From the time he was hired in February, even though he is not a full-time teacher at Banning, Hazelton has been at the school nearly every day, running the weight program, holding spring drills, taking the team to passing leagues.

"I'm having an absolute ball here," he said in his office a few weeks before school opened. "I can't hide my happiness. I have a love affair with this place and this community. The coach is a big thing here--and I've taken advantage of it. I have a feeling Chris Ferragamo is more responsible than any other person for Wilmington being what it is, because everyone looks at Banning and takes great pride in what they've done.

"I like having Ferragamo nearby. People think they must have hired some kind of fool here because I'm always smiling. Chris is not intimidating as a predecessor because when you see him face to face he's such a down-to-earth human being. I've looked at film of his teams and think they did as much with the kids' spirit and diehardness as with X's and O's."

Hazelton, a Los Angeles native, has been coaching virtually from the time he left high school. He put in two stints, most recently from 1982 to 1985, as coach at Montclair Prep, a small private school in the San Fernando Valley, and was an assistant at Crenshaw from 1978 to 1981. His record at Montclair was impressive, including an appearance in the CIF Inland Conference championship game in 1985.

Last year he was a volunteer assistant to Ted Tollner at USC, and he was set to join Larry Smith's new staff there this year. Then, last winter, he picked up a newspaper and saw that Ferragamo was taking the Harbor College job. He immediately called Banning Principal Estella Pena.

"She wasn't sure Chris was leaving. She said he'd threatened to leave before. But the newspaper article sounded very conclusive to me. I persisted that we meet. I told her, 'Don't you think you should have some option open?' I was probably the first interview. She did a lot of research--somehow that ended up in my favor. I think I got a good recommendation from USC."

Hazelton said there probably wasn't another high school he would have applied to, certainly not on the spur of the moment. "I didn't consider it until I saw the paper. I wasn't looking around.

"When I left Montclair it was to get into college ball and stay there. I wanted to stay at USC. Things were going good there. I liked it. But the Banning name has such a mystique. This was an immediate opportunity to be a head coach at one of the finest jobs in America."

The transition was made official--and easier--when Ferragamo introduced Hazelton to the team and talked to the players about maintaining the Banning tradition. Hazelton said if he went through a testing period with the players, it was ironed out by spring drills.
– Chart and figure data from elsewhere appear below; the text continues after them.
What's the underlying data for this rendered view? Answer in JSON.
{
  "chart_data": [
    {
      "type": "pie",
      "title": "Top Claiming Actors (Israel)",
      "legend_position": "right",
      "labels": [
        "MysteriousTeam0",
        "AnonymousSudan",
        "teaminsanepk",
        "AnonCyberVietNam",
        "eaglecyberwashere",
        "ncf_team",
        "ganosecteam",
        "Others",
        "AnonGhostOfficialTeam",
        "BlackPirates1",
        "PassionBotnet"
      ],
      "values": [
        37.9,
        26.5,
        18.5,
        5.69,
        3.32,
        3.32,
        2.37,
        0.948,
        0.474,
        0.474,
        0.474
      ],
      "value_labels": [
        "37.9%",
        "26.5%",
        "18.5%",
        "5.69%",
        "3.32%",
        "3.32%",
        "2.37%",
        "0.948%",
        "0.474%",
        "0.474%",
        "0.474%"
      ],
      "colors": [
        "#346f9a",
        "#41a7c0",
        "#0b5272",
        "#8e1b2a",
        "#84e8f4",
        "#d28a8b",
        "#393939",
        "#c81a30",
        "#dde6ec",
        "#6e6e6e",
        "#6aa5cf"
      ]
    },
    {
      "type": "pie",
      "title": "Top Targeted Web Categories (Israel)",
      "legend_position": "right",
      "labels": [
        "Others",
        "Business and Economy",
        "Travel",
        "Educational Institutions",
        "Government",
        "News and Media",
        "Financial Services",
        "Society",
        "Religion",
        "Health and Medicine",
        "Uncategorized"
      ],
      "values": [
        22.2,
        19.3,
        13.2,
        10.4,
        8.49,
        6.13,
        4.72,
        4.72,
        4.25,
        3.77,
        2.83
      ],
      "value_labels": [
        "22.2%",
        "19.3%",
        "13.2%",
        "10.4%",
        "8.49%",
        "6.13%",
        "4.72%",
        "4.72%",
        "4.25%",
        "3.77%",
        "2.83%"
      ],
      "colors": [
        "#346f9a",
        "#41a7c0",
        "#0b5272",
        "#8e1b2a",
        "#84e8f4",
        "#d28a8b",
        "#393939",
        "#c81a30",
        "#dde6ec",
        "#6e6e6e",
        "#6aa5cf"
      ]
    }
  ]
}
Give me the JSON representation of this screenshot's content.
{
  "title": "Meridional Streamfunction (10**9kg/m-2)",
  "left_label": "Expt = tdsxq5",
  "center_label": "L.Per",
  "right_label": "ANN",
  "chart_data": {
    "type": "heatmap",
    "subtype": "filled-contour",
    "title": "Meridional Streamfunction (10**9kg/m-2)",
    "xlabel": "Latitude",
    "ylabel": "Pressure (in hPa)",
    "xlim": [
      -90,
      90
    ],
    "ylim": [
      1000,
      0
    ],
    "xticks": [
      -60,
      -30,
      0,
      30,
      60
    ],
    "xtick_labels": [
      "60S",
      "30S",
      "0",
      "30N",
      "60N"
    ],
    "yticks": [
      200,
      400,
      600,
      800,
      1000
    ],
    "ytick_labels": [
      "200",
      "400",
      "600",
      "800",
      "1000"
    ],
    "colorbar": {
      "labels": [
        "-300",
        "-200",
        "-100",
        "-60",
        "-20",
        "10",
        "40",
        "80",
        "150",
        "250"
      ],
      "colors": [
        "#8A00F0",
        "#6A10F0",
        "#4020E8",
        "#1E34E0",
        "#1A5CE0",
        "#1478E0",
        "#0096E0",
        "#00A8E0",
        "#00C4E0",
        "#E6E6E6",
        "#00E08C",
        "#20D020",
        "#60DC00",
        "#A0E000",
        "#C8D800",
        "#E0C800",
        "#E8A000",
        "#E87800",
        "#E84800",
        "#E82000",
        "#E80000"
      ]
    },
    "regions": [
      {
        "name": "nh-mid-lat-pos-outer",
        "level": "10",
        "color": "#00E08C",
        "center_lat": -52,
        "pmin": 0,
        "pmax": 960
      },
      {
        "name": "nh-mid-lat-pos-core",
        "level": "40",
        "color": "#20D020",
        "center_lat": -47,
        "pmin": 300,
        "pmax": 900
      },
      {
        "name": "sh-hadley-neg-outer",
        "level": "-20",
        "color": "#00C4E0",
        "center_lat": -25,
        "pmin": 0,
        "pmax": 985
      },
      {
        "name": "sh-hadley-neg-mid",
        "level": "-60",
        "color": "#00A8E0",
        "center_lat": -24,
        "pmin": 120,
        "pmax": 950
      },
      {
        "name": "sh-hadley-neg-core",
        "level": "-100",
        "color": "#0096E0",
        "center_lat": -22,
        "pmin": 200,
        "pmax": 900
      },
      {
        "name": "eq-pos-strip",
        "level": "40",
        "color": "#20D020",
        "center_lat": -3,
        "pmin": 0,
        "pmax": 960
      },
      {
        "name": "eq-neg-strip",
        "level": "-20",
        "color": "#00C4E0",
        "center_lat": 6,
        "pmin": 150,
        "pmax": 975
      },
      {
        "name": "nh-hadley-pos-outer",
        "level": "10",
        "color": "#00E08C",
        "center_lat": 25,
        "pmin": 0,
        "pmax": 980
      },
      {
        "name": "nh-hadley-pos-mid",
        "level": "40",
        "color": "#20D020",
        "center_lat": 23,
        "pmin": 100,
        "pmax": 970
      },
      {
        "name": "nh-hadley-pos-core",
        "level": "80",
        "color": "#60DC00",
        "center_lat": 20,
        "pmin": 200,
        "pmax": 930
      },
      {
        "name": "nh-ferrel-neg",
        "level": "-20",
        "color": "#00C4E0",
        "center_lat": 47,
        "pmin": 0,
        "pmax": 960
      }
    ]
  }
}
"I started the weight program and got out on the field with them," he said. "They had to know if I was a good football coach--and they know good football coaches. They also know strategy--the X's and O's. I think it took into spring ball for them to be dead sure they were satisfied with the techniques they were learning and the offenses and defenses we were using."

Banning lineman Mike Alexander, one of two returning starters and a preseason prep All-American, said, "It seems like he knows what he's doing. He knows how to motivate us. He's gotten things together. A lot of people have doubts, but I think we'll dispel the doubts. We have a lot of unity."

Rumors of mass transfers to Carson have not materialized. Alexander said a couple of players may have considered it but "our hearts are at Banning no matter what. Most of the guys feel that way."

Alexander said the players were surprised when Ferragamo resigned but accepted Hazelton by spring. "He seemed pretty good, we just had to get used to it. It worked out good; we adapted."

One piece of advice Ferragamo gave Hazelton was not to over-coach. "These kids will work so hard for you that you can get accomplished anything that you want," Hazelton said. "They'll run themselves to exhaustion. 'Don't do too much,' Chris told me. You have to allow their emotion to come through, not burn them out."